Kairouz Questions Govt. on Abduction, Release of Estonians
Lebanese Forces bloc MP Elie Kairouz on Thursday addressed a parliamentary question to the government via the parliament speaker on the circumstances of the abduction and release of the seven Estonians.
In a statement issued by his press office, Kairouz addressed a question to “Defense Minister Fayez Ghosn, Interior Minister Marwan Charbel and Justice Minister Shakib Qortbawi on the circumstances of the abduction, detention and release of the seven Estonian hostages … and the role of the Lebanese government and its judicial and military authorities in that operation.”
The lawmaker hoped the government “will answer our question within the timeframe stipulated by Article 124 of the bylaws of the parliament, or else we will have to turn our question into an interrogation.”
After returning to their Baltic homeland, the seven tourists said they were held in Syria for part of their four-month kidnap ordeal.
"We were held in three different secret locations by the eight terrorists, in both Lebanon and Syria.

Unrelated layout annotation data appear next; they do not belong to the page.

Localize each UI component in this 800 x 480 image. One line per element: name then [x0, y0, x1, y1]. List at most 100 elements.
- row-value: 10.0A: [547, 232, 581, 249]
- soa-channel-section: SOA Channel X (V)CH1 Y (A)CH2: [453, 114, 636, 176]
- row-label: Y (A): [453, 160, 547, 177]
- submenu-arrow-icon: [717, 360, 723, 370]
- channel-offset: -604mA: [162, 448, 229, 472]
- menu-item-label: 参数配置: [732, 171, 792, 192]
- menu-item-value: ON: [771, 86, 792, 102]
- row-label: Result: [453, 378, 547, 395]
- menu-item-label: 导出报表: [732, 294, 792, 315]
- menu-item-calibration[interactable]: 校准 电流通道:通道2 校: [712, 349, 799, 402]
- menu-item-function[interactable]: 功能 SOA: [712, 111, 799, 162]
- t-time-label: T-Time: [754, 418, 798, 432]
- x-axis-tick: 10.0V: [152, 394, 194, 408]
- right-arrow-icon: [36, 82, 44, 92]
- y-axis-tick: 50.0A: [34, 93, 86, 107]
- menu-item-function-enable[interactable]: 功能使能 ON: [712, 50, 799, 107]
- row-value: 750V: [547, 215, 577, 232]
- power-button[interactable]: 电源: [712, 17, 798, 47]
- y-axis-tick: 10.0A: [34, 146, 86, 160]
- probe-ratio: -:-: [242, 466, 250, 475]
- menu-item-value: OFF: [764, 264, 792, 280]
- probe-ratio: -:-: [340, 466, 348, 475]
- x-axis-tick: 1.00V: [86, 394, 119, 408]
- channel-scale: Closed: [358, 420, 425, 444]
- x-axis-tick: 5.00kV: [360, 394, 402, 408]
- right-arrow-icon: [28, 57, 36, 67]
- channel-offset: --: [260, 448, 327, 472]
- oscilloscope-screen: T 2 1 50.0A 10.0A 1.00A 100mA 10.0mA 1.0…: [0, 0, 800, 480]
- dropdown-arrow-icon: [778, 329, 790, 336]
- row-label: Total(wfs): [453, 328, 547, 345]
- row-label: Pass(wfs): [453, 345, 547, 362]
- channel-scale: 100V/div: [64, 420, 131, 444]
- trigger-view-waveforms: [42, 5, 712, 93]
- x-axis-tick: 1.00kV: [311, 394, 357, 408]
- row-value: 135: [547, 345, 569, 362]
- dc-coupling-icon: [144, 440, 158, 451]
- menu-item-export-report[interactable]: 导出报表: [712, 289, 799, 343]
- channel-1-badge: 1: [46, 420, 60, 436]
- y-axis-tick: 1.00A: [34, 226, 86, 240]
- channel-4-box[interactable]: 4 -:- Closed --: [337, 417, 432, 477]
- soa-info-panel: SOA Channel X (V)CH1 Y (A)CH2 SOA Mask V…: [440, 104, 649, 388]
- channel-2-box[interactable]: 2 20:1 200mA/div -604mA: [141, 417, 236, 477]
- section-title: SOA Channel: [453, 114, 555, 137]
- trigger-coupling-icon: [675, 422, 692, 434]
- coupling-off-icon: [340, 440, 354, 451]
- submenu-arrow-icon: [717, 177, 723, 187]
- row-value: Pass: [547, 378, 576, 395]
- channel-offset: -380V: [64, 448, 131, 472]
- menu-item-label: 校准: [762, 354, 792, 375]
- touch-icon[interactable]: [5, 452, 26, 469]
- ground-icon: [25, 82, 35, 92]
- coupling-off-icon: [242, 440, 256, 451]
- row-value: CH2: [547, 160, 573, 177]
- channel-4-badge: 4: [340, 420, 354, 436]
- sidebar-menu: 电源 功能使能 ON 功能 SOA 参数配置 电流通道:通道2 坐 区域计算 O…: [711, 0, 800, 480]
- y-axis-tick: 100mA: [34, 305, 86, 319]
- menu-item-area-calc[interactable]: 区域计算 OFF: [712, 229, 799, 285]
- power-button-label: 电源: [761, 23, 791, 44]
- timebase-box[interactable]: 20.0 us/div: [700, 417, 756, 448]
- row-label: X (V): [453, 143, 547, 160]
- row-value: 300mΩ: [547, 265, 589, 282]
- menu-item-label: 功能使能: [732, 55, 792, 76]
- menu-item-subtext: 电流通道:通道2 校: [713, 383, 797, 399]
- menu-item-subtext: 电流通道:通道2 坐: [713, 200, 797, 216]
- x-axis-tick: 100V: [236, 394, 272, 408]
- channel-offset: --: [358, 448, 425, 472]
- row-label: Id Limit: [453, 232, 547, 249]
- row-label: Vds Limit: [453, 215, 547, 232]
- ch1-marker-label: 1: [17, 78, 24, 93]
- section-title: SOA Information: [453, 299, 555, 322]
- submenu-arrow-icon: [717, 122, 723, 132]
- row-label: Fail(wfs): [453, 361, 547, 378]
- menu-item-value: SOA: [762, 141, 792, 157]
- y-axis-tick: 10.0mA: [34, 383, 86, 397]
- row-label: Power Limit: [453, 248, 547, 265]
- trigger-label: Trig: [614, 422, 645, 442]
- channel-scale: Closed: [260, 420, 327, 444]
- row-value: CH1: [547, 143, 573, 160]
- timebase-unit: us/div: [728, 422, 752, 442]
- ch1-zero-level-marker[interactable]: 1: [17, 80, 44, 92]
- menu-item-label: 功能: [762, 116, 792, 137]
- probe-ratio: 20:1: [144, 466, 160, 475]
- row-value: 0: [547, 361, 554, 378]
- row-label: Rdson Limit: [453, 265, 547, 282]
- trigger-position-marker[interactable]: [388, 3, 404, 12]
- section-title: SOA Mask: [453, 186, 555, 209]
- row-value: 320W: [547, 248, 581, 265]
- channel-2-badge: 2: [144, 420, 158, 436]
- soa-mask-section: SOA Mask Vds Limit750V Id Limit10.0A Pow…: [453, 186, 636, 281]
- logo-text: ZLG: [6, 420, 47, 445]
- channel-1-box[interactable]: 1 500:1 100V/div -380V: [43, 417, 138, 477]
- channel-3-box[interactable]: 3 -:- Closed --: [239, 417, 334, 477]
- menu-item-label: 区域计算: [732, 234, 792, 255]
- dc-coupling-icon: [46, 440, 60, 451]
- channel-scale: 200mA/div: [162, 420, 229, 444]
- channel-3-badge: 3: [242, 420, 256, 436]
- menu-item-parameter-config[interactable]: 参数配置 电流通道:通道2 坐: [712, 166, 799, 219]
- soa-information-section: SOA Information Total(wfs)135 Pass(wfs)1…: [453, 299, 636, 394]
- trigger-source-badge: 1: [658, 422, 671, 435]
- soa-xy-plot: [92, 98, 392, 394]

The big advantage was we were together, and that unity gave us the strength to believe we would see a happy end," Madis Paluoja told reporters at Tallinn airport.
"At one point we all lived in the same room with the eight kidnappers and their eight Kalashnikovs," he added.
The men, in their 30s and early 40s, were kidnapped at gunpoint on March 23 while on a cycling holiday in Lebanon's eastern Bekaa Valley, after arriving from neighboring Syria.
Interior Minister Charbel said they were released on July 14 in the Bekaa Valley town of Sahel al-Taybi.
The case had been shrouded in mystery, but nine people, Lebanese and foreigners, were detained in Lebanon in connection with the kidnapping.
Estonia turned to fellow European Union members and NATO allies, notably France, for help because the former Soviet-ruled nation of 1.3 million has only a small diplomatic presence in the Middle East.
Estonian Foreign Minister Urmas Paet had thanked Lebanese authorities for their "solidarity and support” following talks with Lebanese leaders in Beirut.
"It was a quite long and very serious international operation and investigation. Many countries contributed to the probe, but I can’t mention details at the moment," Paet said.
The abductors -- believed to be a previously unknown group called Haraket Al-Nahda Wal-Islah (Movement for Renewal and Reform) -- had reportedly demanded a ransom.
The cyclists had appealed for help in videos posted on the Internet in April and May. The first video was uploaded in the Syrian capital Damascus, investigators determined.
In the videos, the men did not present any demands on behalf of their captors nor specify what country they were in.
A third video was emailed to several of their relatives in June.
"We were not told what the kidnappers want and we have no information about them asking for money," one of the cyclists said. "All the text we read in the videos was written for us."